Suspension of an oxytactic bacteria (e.g. the species Bacillus subtilis) placed in a container with its upper surface open to the atmosphere results in the formation of complex bioconvection patterns. The bacteria consume the oxygen diluted in the water, thereby causing the decrease of oxygen concentration everywhere except on the free surface. Through the free surface, which is in direct contact with the air, oxygen diffuses into the water. Slightly denser than water, the oxytactic bacteria are able to swim towards the higher concentration of oxygen (i.e. upwards) and they concentrate in a thin layer below the free surface. This causes the change of the suspension density and Rayleigh–Taylor type instabilities to occur. The chemotaxis phenomenon has been successfully modeled within continuum mechanics approach under certain simplifications. The set of (non-linearly) coupled equations describing the process involves the Boussinesq approximation of the Navier–Stokes equations governing the fluid motion and two convection–diffusion type equations governing the bacteria and oxygen concentrations. One of the simplifications that might significantly influence numerical simulations is the boundary condition for fluid equation on the free surface. This condition ensures that the vertical component of the velocity is zero, thus keeping the position of free surface fixed. This assumption significantly simplifies numerical procedure since the non-linearly coupled system can then be solved on stationary grid.
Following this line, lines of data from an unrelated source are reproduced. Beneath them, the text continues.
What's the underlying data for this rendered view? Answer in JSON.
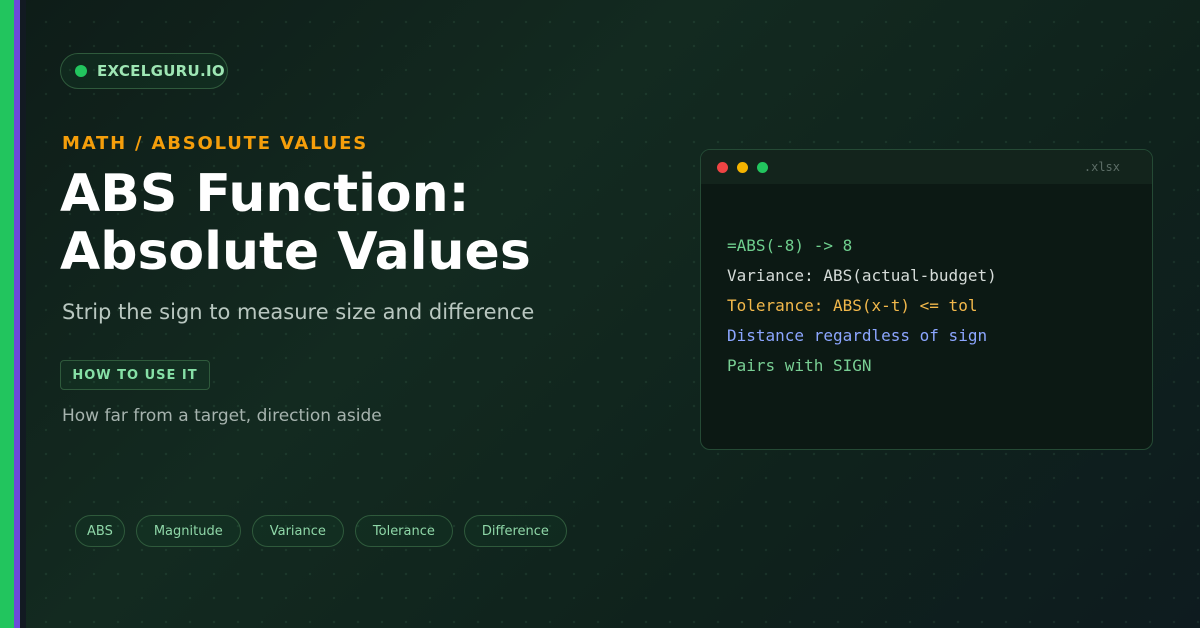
{
  "brand": {
    "name": "EXCELGURU.IO",
    "dot_color": "#22c55e"
  },
  "eyebrow": "MATH / ABSOLUTE VALUES",
  "title": {
    "line1": "ABS Function:",
    "line2": "Absolute Values"
  },
  "subtitle": "Strip the sign to measure size and difference",
  "cta": {
    "label": "HOW TO USE IT"
  },
  "description": "How far from a target, direction aside",
  "code_window": {
    "extension": ".xlsx",
    "lines": [
      {
        "text": "=ABS(-8) -> 8",
        "color": "#6fcf8e"
      },
      {
        "text": "Variance: ABS(actual-budget)",
        "color": "#d6dcd9"
      },
      {
        "text": "Tolerance: ABS(x-t) <= tol",
        "color": "#f2b84b"
      },
      {
        "text": "Distance regardless of sign",
        "color": "#8ca6ff"
      },
      {
        "text": "Pairs with SIGN",
        "color": "#79cf94"
      }
    ]
  },
  "tags": [
    "ABS",
    "Magnitude",
    "Variance",
    "Tolerance",
    "Difference"
  ],
  "colors": {
    "accent": "#22c55e",
    "eyebrow": "#f59e0b",
    "stripe_secondary": "#6d4bd9"
  }
}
However, allowing the motion of the free surface and completing the system with appropriate boundary conditions on contact line (liquid–solid–gas interface), a more realistic model is derived and new insights on nonlinear dynamics of the chemotaxis phenomenon are obtained. Our aims in this paper are to upgrade the currently available model into a more realistic one in both two and three dimensions, to propose a numerical procedure to deal with the new system (now posed on time-dependent domain) and, finally, to show the difference between this new model and the previous simplified one.